Apart from his services towards humanity, he is also a hardcore environmentalist who is concerned about afforestation. He plans to plant billions of trees around communities to improve the ecosystem is, although lofty, taking on a practical approach. “The Billion Tree initiative aims to plant fruit saplings in public places to cater for the nutritional needs of the poor people, especially those who stay by the roadside. It would also aim to plant fruit saplings in village households among poor families. Though it seems a little utopian we believe that this initiative will start a chain campaign to fight malnutrition,” he notes rather enthusiastically.”
Bhrigu’s startup mostly generates funds through crowdfunding. So far they’ve received a fund of Rs 1,00,000 from former Assam CM Sarbananda Sonowal through SLAC for the Braille printing of a competitive examination book for the visually impaired. Another Rs 40,000 was awarded as a one-time grant from the social welfare department.

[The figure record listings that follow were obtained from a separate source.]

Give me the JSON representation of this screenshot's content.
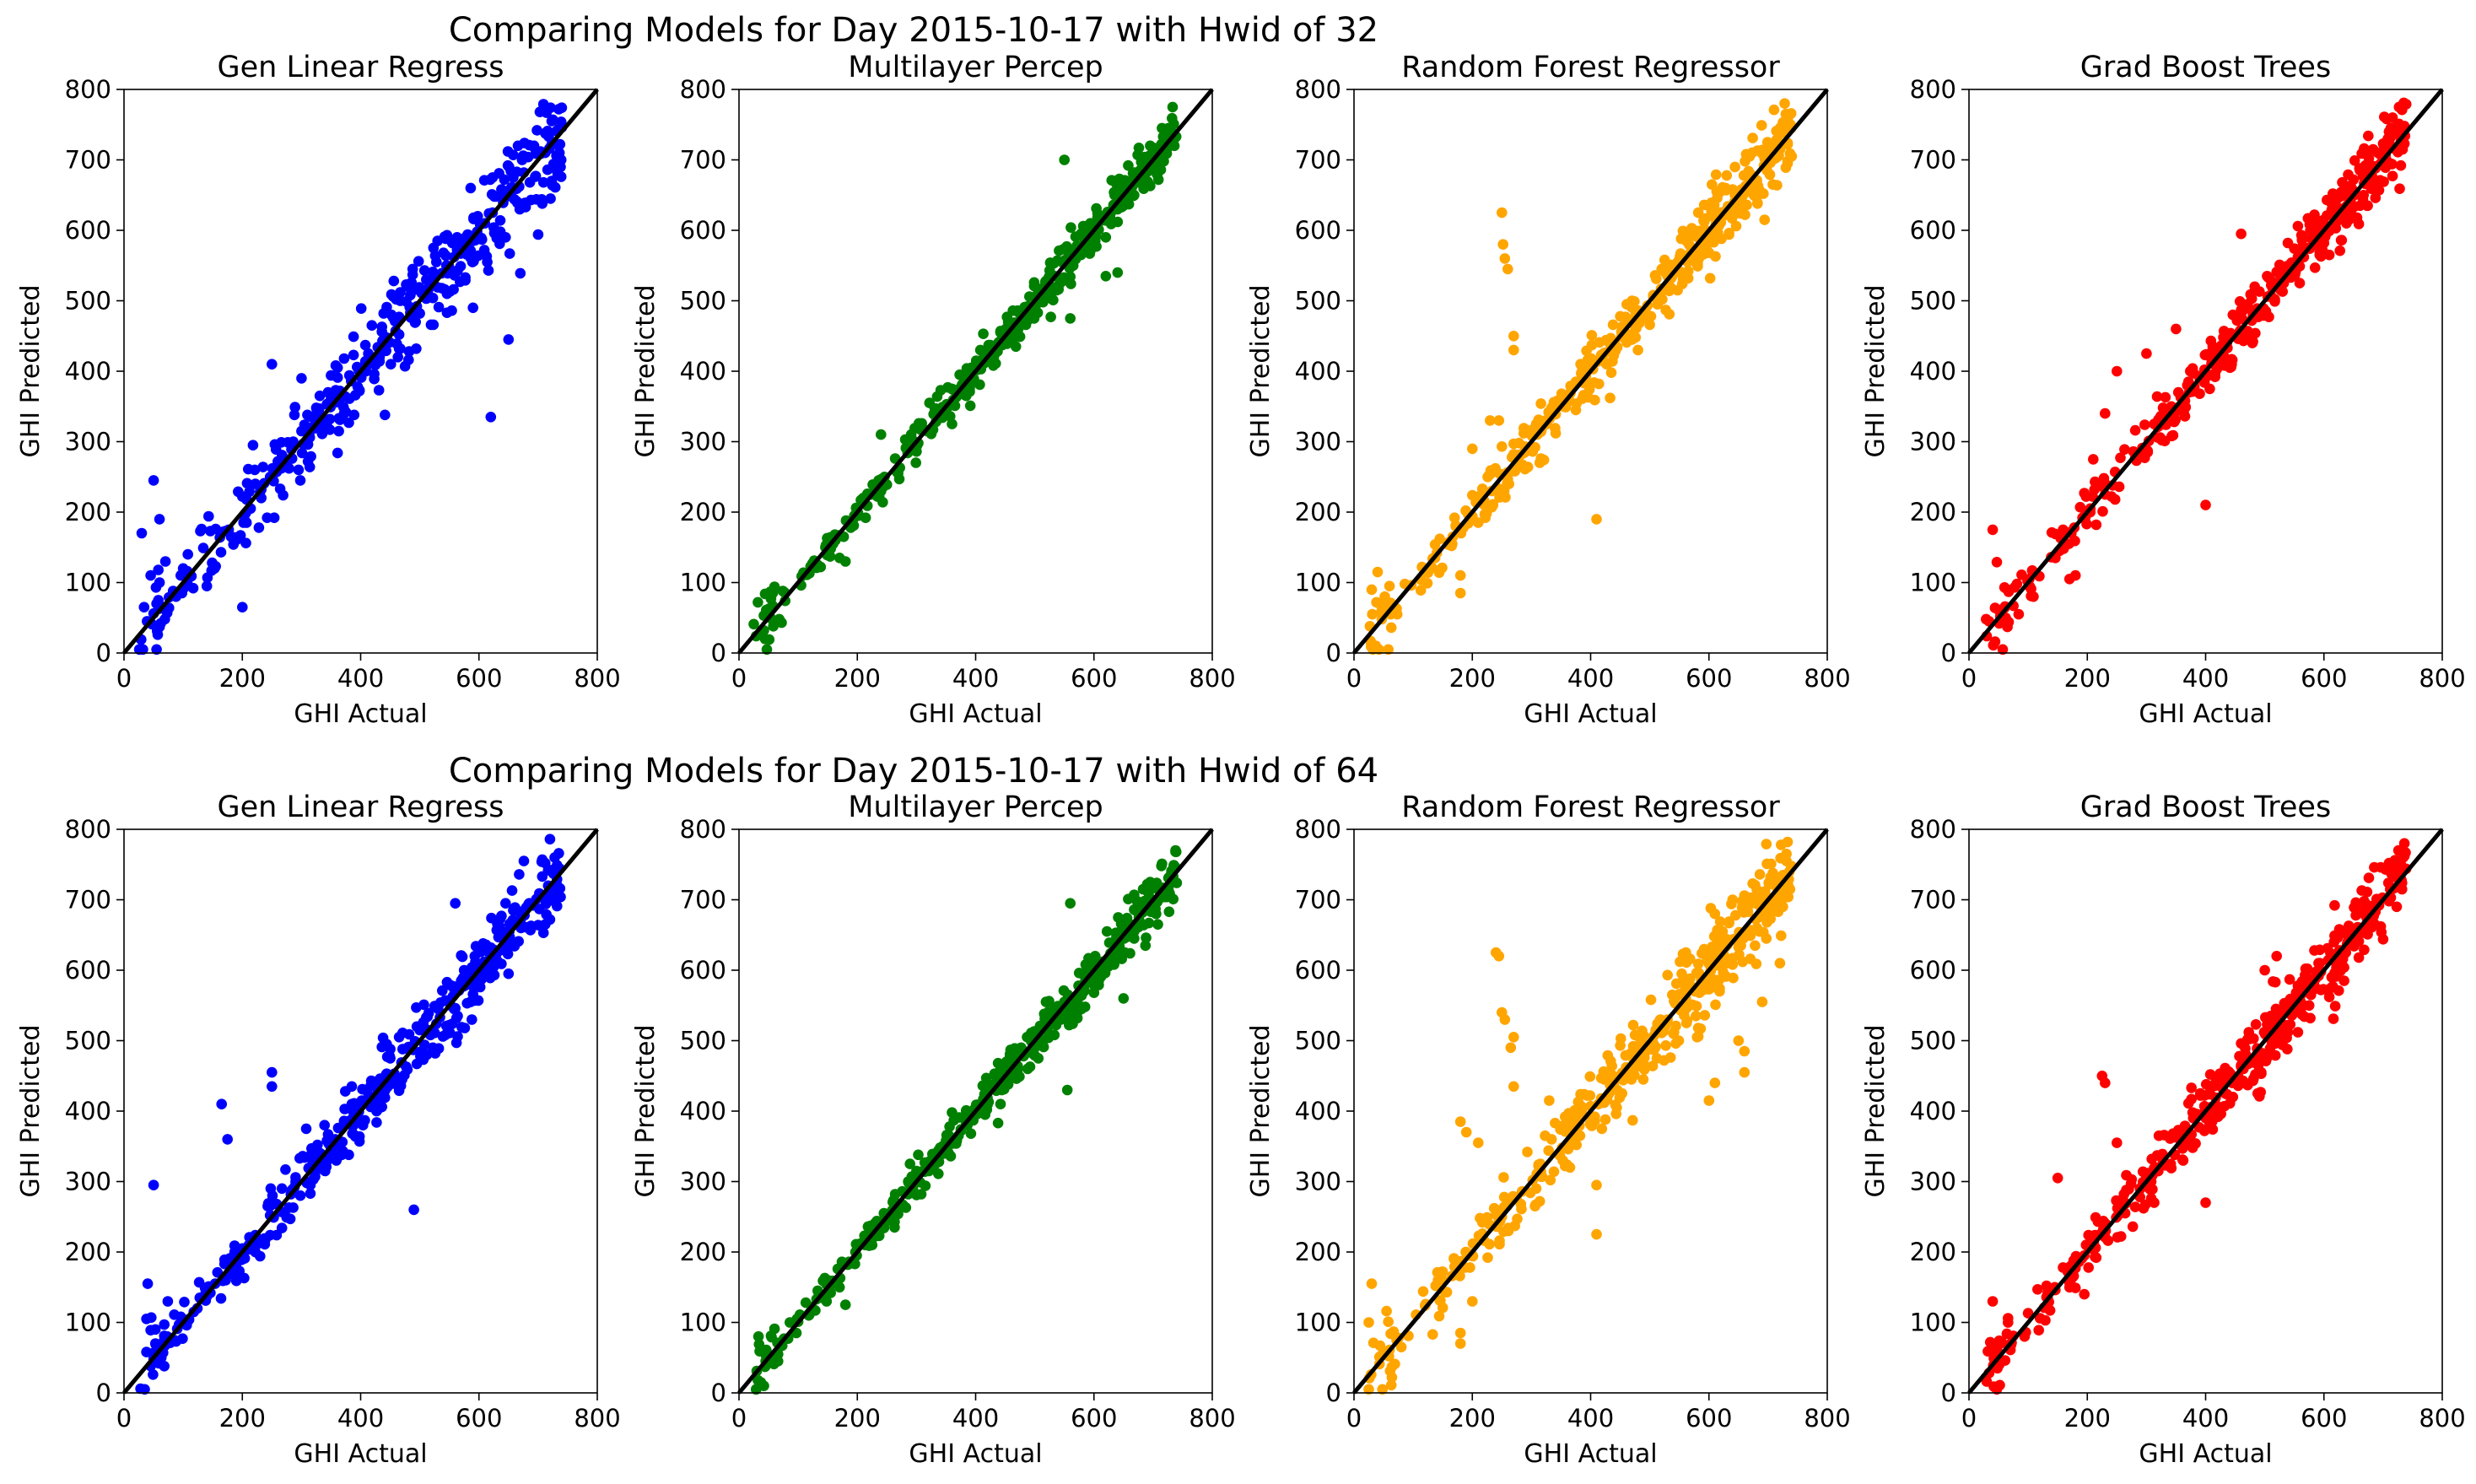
{
  "figure": {
    "rows": [
      {
        "suptitle": "Comparing Models for Day 2015-10-17 with Hwid of 32"
      },
      {
        "suptitle": "Comparing Models for Day 2015-10-17 with Hwid of 64"
      }
    ]
  },
  "colors": {
    "Gen Linear Regress": "#0000ff",
    "Multilayer Percep": "#008000",
    "Random Forest Regressor": "#ffa500",
    "Grad Boost Trees": "#ff0000",
    "reference_line": "#000000"
  },
  "chart_data": [
    {
      "type": "scatter",
      "row": 0,
      "title": "Gen Linear Regress",
      "xlabel": "GHI Actual",
      "ylabel": "GHI Predicted",
      "xlim": [
        0,
        800
      ],
      "ylim": [
        0,
        800
      ],
      "xticks": [
        0,
        200,
        400,
        600,
        800
      ],
      "yticks": [
        0,
        100,
        200,
        300,
        400,
        500,
        600,
        700,
        800
      ],
      "color": "#0000ff",
      "reference_line": [
        [
          0,
          0
        ],
        [
          800,
          800
        ]
      ],
      "noise": 28,
      "outliers": [
        [
          50,
          245
        ],
        [
          60,
          190
        ],
        [
          30,
          170
        ],
        [
          45,
          110
        ],
        [
          70,
          130
        ],
        [
          100,
          120
        ],
        [
          200,
          65
        ],
        [
          620,
          335
        ],
        [
          650,
          445
        ],
        [
          250,
          410
        ],
        [
          300,
          390
        ],
        [
          590,
          490
        ],
        [
          480,
          520
        ]
      ],
      "points": []
    },
    {
      "type": "scatter",
      "row": 0,
      "title": "Multilayer Percep",
      "xlabel": "GHI Actual",
      "ylabel": "GHI Predicted",
      "xlim": [
        0,
        800
      ],
      "ylim": [
        0,
        800
      ],
      "xticks": [
        0,
        200,
        400,
        600,
        800
      ],
      "yticks": [
        0,
        100,
        200,
        300,
        400,
        500,
        600,
        700,
        800
      ],
      "color": "#008000",
      "reference_line": [
        [
          0,
          0
        ],
        [
          800,
          800
        ]
      ],
      "noise": 14,
      "outliers": [
        [
          170,
          135
        ],
        [
          180,
          130
        ],
        [
          550,
          700
        ],
        [
          560,
          475
        ],
        [
          620,
          535
        ],
        [
          640,
          540
        ],
        [
          240,
          310
        ]
      ],
      "points": []
    },
    {
      "type": "scatter",
      "row": 0,
      "title": "Random Forest Regressor",
      "xlabel": "GHI Actual",
      "ylabel": "GHI Predicted",
      "xlim": [
        0,
        800
      ],
      "ylim": [
        0,
        800
      ],
      "xticks": [
        0,
        200,
        400,
        600,
        800
      ],
      "yticks": [
        0,
        100,
        200,
        300,
        400,
        500,
        600,
        700,
        800
      ],
      "color": "#ffa500",
      "reference_line": [
        [
          0,
          0
        ],
        [
          800,
          800
        ]
      ],
      "noise": 20,
      "outliers": [
        [
          250,
          625
        ],
        [
          252,
          580
        ],
        [
          255,
          560
        ],
        [
          260,
          545
        ],
        [
          270,
          450
        ],
        [
          270,
          430
        ],
        [
          410,
          190
        ],
        [
          180,
          110
        ],
        [
          180,
          85
        ],
        [
          230,
          330
        ],
        [
          245,
          330
        ],
        [
          40,
          115
        ],
        [
          30,
          90
        ],
        [
          60,
          95
        ],
        [
          200,
          290
        ]
      ],
      "points": []
    },
    {
      "type": "scatter",
      "row": 0,
      "title": "Grad Boost Trees",
      "xlabel": "GHI Actual",
      "ylabel": "GHI Predicted",
      "xlim": [
        0,
        800
      ],
      "ylim": [
        0,
        800
      ],
      "xticks": [
        0,
        200,
        400,
        600,
        800
      ],
      "yticks": [
        0,
        100,
        200,
        300,
        400,
        500,
        600,
        700,
        800
      ],
      "color": "#ff0000",
      "reference_line": [
        [
          0,
          0
        ],
        [
          800,
          800
        ]
      ],
      "noise": 18,
      "outliers": [
        [
          40,
          175
        ],
        [
          400,
          210
        ],
        [
          230,
          340
        ],
        [
          250,
          400
        ],
        [
          350,
          460
        ],
        [
          170,
          105
        ],
        [
          180,
          110
        ],
        [
          210,
          275
        ],
        [
          460,
          595
        ],
        [
          300,
          425
        ]
      ],
      "points": []
    },
    {
      "type": "scatter",
      "row": 1,
      "title": "Gen Linear Regress",
      "xlabel": "GHI Actual",
      "ylabel": "GHI Predicted",
      "xlim": [
        0,
        800
      ],
      "ylim": [
        0,
        800
      ],
      "xticks": [
        0,
        200,
        400,
        600,
        800
      ],
      "yticks": [
        0,
        100,
        200,
        300,
        400,
        500,
        600,
        700,
        800
      ],
      "color": "#0000ff",
      "reference_line": [
        [
          0,
          0
        ],
        [
          800,
          800
        ]
      ],
      "noise": 22,
      "outliers": [
        [
          50,
          295
        ],
        [
          40,
          155
        ],
        [
          165,
          410
        ],
        [
          175,
          360
        ],
        [
          250,
          455
        ],
        [
          250,
          435
        ],
        [
          560,
          695
        ],
        [
          490,
          260
        ]
      ],
      "points": []
    },
    {
      "type": "scatter",
      "row": 1,
      "title": "Multilayer Percep",
      "xlabel": "GHI Actual",
      "ylabel": "GHI Predicted",
      "xlim": [
        0,
        800
      ],
      "ylim": [
        0,
        800
      ],
      "xticks": [
        0,
        200,
        400,
        600,
        800
      ],
      "yticks": [
        0,
        100,
        200,
        300,
        400,
        500,
        600,
        700,
        800
      ],
      "color": "#008000",
      "reference_line": [
        [
          0,
          0
        ],
        [
          800,
          800
        ]
      ],
      "noise": 14,
      "outliers": [
        [
          560,
          695
        ],
        [
          555,
          430
        ],
        [
          150,
          160
        ],
        [
          180,
          125
        ],
        [
          170,
          150
        ],
        [
          650,
          560
        ]
      ],
      "points": []
    },
    {
      "type": "scatter",
      "row": 1,
      "title": "Random Forest Regressor",
      "xlabel": "GHI Actual",
      "ylabel": "GHI Predicted",
      "xlim": [
        0,
        800
      ],
      "ylim": [
        0,
        800
      ],
      "xticks": [
        0,
        200,
        400,
        600,
        800
      ],
      "yticks": [
        0,
        100,
        200,
        300,
        400,
        500,
        600,
        700,
        800
      ],
      "color": "#ffa500",
      "reference_line": [
        [
          0,
          0
        ],
        [
          800,
          800
        ]
      ],
      "noise": 24,
      "outliers": [
        [
          240,
          625
        ],
        [
          245,
          620
        ],
        [
          250,
          540
        ],
        [
          255,
          530
        ],
        [
          270,
          505
        ],
        [
          265,
          490
        ],
        [
          270,
          435
        ],
        [
          180,
          385
        ],
        [
          190,
          370
        ],
        [
          210,
          355
        ],
        [
          410,
          225
        ],
        [
          410,
          295
        ],
        [
          180,
          70
        ],
        [
          180,
          85
        ],
        [
          200,
          130
        ],
        [
          30,
          155
        ],
        [
          600,
          415
        ],
        [
          610,
          440
        ],
        [
          660,
          485
        ],
        [
          650,
          500
        ],
        [
          540,
          510
        ],
        [
          660,
          455
        ],
        [
          720,
          610
        ],
        [
          690,
          555
        ]
      ],
      "points": []
    },
    {
      "type": "scatter",
      "row": 1,
      "title": "Grad Boost Trees",
      "xlabel": "GHI Actual",
      "ylabel": "GHI Predicted",
      "xlim": [
        0,
        800
      ],
      "ylim": [
        0,
        800
      ],
      "xticks": [
        0,
        200,
        400,
        600,
        800
      ],
      "yticks": [
        0,
        100,
        200,
        300,
        400,
        500,
        600,
        700,
        800
      ],
      "color": "#ff0000",
      "reference_line": [
        [
          0,
          0
        ],
        [
          800,
          800
        ]
      ],
      "noise": 20,
      "outliers": [
        [
          40,
          130
        ],
        [
          230,
          440
        ],
        [
          225,
          450
        ],
        [
          150,
          305
        ],
        [
          400,
          270
        ],
        [
          250,
          355
        ],
        [
          520,
          620
        ],
        [
          500,
          600
        ],
        [
          170,
          150
        ],
        [
          195,
          140
        ],
        [
          320,
          315
        ]
      ],
      "points": []
    }
  ]
}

For the next five years, Bhrigu hopes to take his humanitarian outfit to the next level, for the sake of the lives he has been able to positively affect. Care U 365 is known for its simplicity and originality and will, in the future, come up with more constructive projects so that they can be of benefit to even more people. “In the next five years, we plan for a college for the disabled and a research and development centre for assistive technologies. Overall we want to be among the finest original organisations in India,” he concludes.